Budget plan in Alberta includes $1M to review gaming legislation

Alberta has online gambling but through government-owned platform, PlayAlberta.

Alberta may become the latest jurisdiction in Canada to authorize online casinos following a review of its gaming legislation.

The government of Alberta has released its capital plan and budget for FY2024, which includes allocating funds toward a review of the province’s Gaming, Liquor, and Cannabis Act. The act, which also includes provincial lotteries, was last updated in December 2022.

The review, which is backed with $1 million in funding, could determine Alberta’s viability as an open online gaming market as Ontario reaps the benefits of regulated mobile sports betting and iGaming. Alberta, which is the fourth-largest province in Canada with a 4.7 million population, is initiating a review of its active gaming legislation as it looks to reduce regulatory burdens on businesses while increasing revenue for the community.

Alberta has online gambling but only through its government-owned platform, PlayAlberta.

The province’s budget, which aims to invest $25 billion over three years, estimates that net income from gaming, lottery, liquor, and cannabis sales in 2024-25 will decline due to an uptick in operational expenses from system upgrades and modernizations. The implementation of online gaming from a multitude of operators could help drive profits and mitigate future losses.

The profits would then go back into Alberta communities, which will see a $7.2 billion investment over three years, according to the province’s capital plan for 2024.

About $2.1 billion of the investment will go to support over 90 projects for K to 12 schools. Alberta estimates its total expense in 2024-25 to reach approximately $73.2 billion.

Efforts to bring an open market to Alberta

Minister Dale Nally of Service Alberta and Red Tape Reduction launched an initiative in 2023 to broaden the province’s online gaming market through indigenous partners.

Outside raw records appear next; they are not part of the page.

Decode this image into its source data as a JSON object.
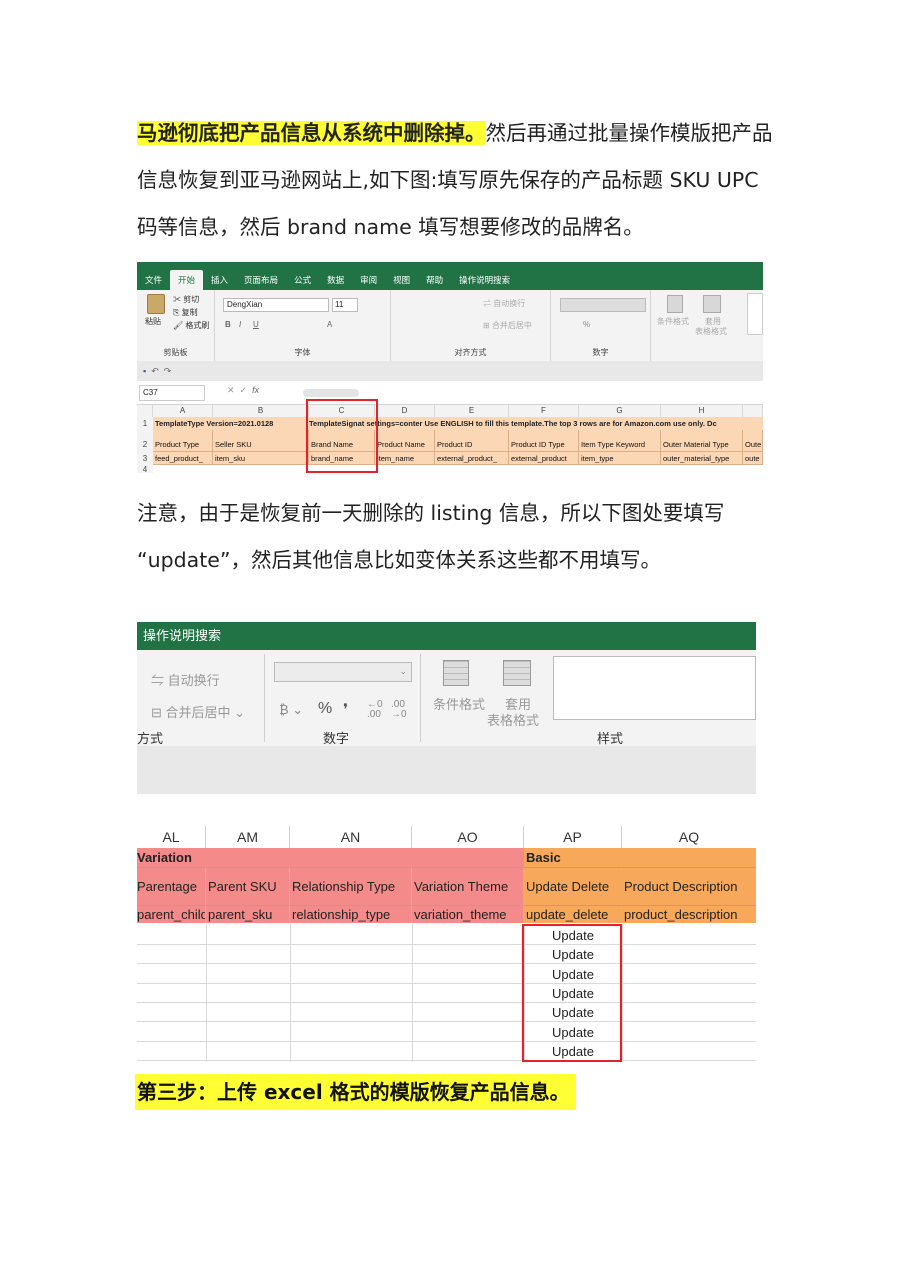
{
  "intro": {
    "highlight": "马逊彻底把产品信息从系统中删除掉。",
    "rest": "然后再通过批量操作模版把产品信息恢复到亚马逊网站上,如下图:填写原先保存的产品标题 SKU UPC码等信息，然后 brand name 填写想要修改的品牌名。"
  },
  "note": "注意，由于是恢复前一天删除的 listing 信息，所以下图处要填写 “update”，然后其他信息比如变体关系这些都不用填写。",
  "step3": "第三步：上传 excel 格式的模版恢复产品信息。",
  "shot1": {
    "tabs": [
      "文件",
      "开始",
      "插入",
      "页面布局",
      "公式",
      "数据",
      "审阅",
      "视图",
      "帮助",
      "操作说明搜索"
    ],
    "active_tab": "开始",
    "ribbon": {
      "paste": "粘贴",
      "cut": "剪切",
      "copy": "复制",
      "format_painter": "格式刷",
      "clipboard_group": "剪贴板",
      "font_name": "DengXian",
      "font_size": "11",
      "font_group": "字体",
      "wrap_text": "自动换行",
      "merge_center": "合并后居中",
      "align_group": "对齐方式",
      "number_group": "数字",
      "cond_format": "条件格式",
      "table_format_1": "套用",
      "table_format_2": "表格格式"
    },
    "name_box": "C37",
    "fx": "fx",
    "columns": [
      "A",
      "B",
      "C",
      "D",
      "E",
      "F",
      "G",
      "H"
    ],
    "rows": [
      "1",
      "2",
      "3",
      "4"
    ],
    "row1": "TemplateType Version=2021.0128",
    "row1_b": "TemplateSignat settings=conter Use ENGLISH to fill this template.The top 3 rows are for Amazon.com use only. Dc",
    "row2": [
      "Product Type",
      "Seller SKU",
      "Brand Name",
      "Product Name",
      "Product ID",
      "Product ID Type",
      "Item Type Keyword",
      "Outer Material Type",
      "Oute"
    ],
    "row3": [
      "feed_product_",
      "item_sku",
      "brand_name",
      "item_name",
      "external_product_",
      "external_product",
      "item_type",
      "outer_material_type",
      "oute"
    ]
  },
  "shot2": {
    "title": "操作说明搜索",
    "wrap_text": "自动换行",
    "merge_center": "合并后居中",
    "align_suffix": "方式",
    "number_group": "数字",
    "percent": "%",
    "comma": "❜",
    "cond_format": "条件格式",
    "table_format_1": "套用",
    "table_format_2": "表格格式",
    "styles_group": "样式",
    "columns": [
      "AL",
      "AM",
      "AN",
      "AO",
      "AP",
      "AQ"
    ],
    "band_variation": "Variation",
    "band_basic": "Basic",
    "headers": [
      "Parentage",
      "Parent SKU",
      "Relationship Type",
      "Variation Theme",
      "Update Delete",
      "Product Description"
    ],
    "fields": [
      "parent_child",
      "parent_sku",
      "relationship_type",
      "variation_theme",
      "update_delete",
      "product_description"
    ],
    "update_values": [
      "Update",
      "Update",
      "Update",
      "Update",
      "Update",
      "Update",
      "Update"
    ]
  },
  "colors": {
    "highlight": "#ffff33",
    "excel_green": "#217346",
    "variation_red": "#f48a8a",
    "basic_orange": "#f8a85a",
    "header_peach": "#fbd7b5",
    "annotation_red": "#e3222a"
  }
}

“Alberta can be a leading hub for iGaming, with a strong emphasis on openness and a free market. We have low corporate taxes, streamlined regulations, and high disposable incomes,” Nally’s office told PlayCanada last month. “These conditions will allow us to establish ourselves as a premier destination for the iGaming industry.”

Nally and other supporters of online gaming will continue to advocate for the industry despite the Alberta Court of Appeal’s upholding PlayAlberta’s right to exclusively operate last year.